From logs: xrandr says you have a 1280x800 internal display connected<-wrong
You are correct in the statement that this is wrong. There is no 1280x800 screen. The built in 3840x2160 gsync screen actually doesn’t even show any other hardware resolutions under Linux, the only way to change the resolution is to override it in the nVidia driver (which offers a “1920x1080 (software)” option) and does not work very well at all in my experience - sometimes it works, sometimes the Unity launcher freaks out and disappears.
Things to try:
I’ve tried to stay away from overriding xorg.conf like the old days, because I disconnect/connect this system to different monitors every single day. Also, seven or eight months back, I tried to find out the exact make of the internal display and turned up zero as to any specs, supported modes, or even the manufacturer.
Prime works fine in 364.19 and most drivers before (there are a few previous to that version that didn’t work either, then even older ones that do work), so I’ve been keeping that enabled since I use this laptop on battery 3 hours a day.
Sorry, you’re getting something very wrong here. According to your last logs, you’re not using prime. Your iGPU is disabled. Furthermore, you can’t use prime without an xorg.conf.
You can use prime-select as often as you want to switch to intel or nvidia, as long as the iGPU is disabled in BIOS it does not have any effect. You can have a look at /var/log/gpu-manager.log, it will probably tell you that there is nothing to switch to.

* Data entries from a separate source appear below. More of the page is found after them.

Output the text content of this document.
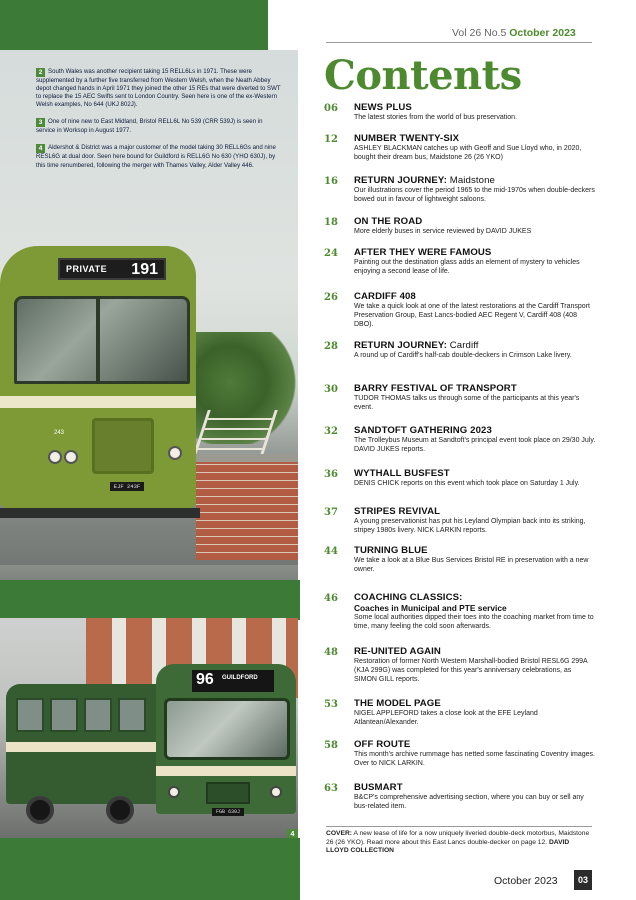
2 South Wales was another recipient taking 15 RELL6Ls in 1971. These were supplemented by a further five transferred from Western Welsh, when the Neath Abbey depot changed hands in April 1971 they joined the other 15 REs that were diverted to SWT to replace the 15 AEC Swifts sent to London Country. Seen here is one of the ex-Western Welsh examples, No 644 (UKJ 802J).

3 One of nine new to East Midland, Bristol RELL6L No 539 (CRR 539J) is seen in service in Worksop in August 1977.

4 Aldershot & District was a major customer of the model taking 30 RELL6Gs and nine RESL6G at dual door. Seen here bound for Guildford is RELL6G No 630 (YHO 630J), by this time renumbered, following the merger with Thames Valley, Alder Valley 446.

PRIVATE 191
243
EJF 243F
96 GUILDFORD
FGB 630J
4
Vol 26 No.5 October 2023
Contents
06	NEWS PLUS
The latest stories from the world of bus preservation.
12	NUMBER TWENTY-SIX
ASHLEY BLACKMAN catches up with Geoff and Sue Lloyd who, in 2020, bought their dream bus, Maidstone 26 (26 YKO)
16	RETURN JOURNEY: Maidstone
Our illustrations cover the period 1965 to the mid-1970s when double-deckers bowed out in favour of lightweight saloons.
18	ON THE ROAD
More elderly buses in service reviewed by DAVID JUKES
24	AFTER THEY WERE FAMOUS
Painting out the destination glass adds an element of mystery to vehicles enjoying a second lease of life.
26	CARDIFF 408
We take a quick look at one of the latest restorations at the Cardiff Transport Preservation Group, East Lancs-bodied AEC Regent V, Cardiff 408 (408 DBO).
28	RETURN JOURNEY: Cardiff
A round up of Cardiff's half-cab double-deckers in Crimson Lake livery.
30	BARRY FESTIVAL OF TRANSPORT
TUDOR THOMAS talks us through some of the participants at this year's event.
32	SANDTOFT GATHERING 2023
The Trolleybus Museum at Sandtoft's principal event took place on 29/30 July. DAVID JUKES reports.
36	WYTHALL BUSFEST
DENIS CHICK reports on this event which took place on Saturday 1 July.
37	STRIPES REVIVAL
A young preservationist has put his Leyland Olympian back into its striking, stripey 1980s livery. NICK LARKIN reports.
44	TURNING BLUE
We take a look at a Blue Bus Services Bristol RE in preservation with a new owner.
46	COACHING CLASSICS:
Coaches in Municipal and PTE service
Some local authorities dipped their toes into the coaching market from time to time, many feeling the cold soon afterwards.
48	RE-UNITED AGAIN
Restoration of former North Western Marshall-bodied Bristol RESL6G 299A (KJA 299G) was completed for this year's anniversary celebrations, as SIMON GILL reports.
53	THE MODEL PAGE
NIGEL APPLEFORD takes a close look at the EFE Leyland Atlantean/Alexander.
58	OFF ROUTE
This month's archive rummage has netted some fascinating Coventry images. Over to NICK LARKIN.
63	BUSMART
B&CP's comprehensive advertising section, where you can buy or sell any bus-related item.
COVER: A new lease of life for a now uniquely liveried double-deck motorbus, Maidstone 26 (26 YKO). Read more about this East Lancs double-decker on page 12. DAVID LLOYD COLLECTION
October 2023	03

Edit: When using the Ubuntu nvidia-prime infrastructure, it will generate a xorg.conf for you but only if the iGPU is enabled.
I did forget that I had disabled the iGPU some time back as a simpler workaround to the nvidia-367 bug where it would pick the intel driver instead of the modesetting driver when using prime. Since I constantly had to revert to 367, it seemed like an expedient way to make it work and take the iGPU and Prime out of the equation when troubleshooting.
Now, I wouldn’t expect that re-enabling the iGPU would help with a problem that seems specific to nVidia driver versions post 367… but I’ll be damned it the 378 driver does not now work! I know I had tested previous versions with the iGPU re-enabled, but probably not the last two or three versions.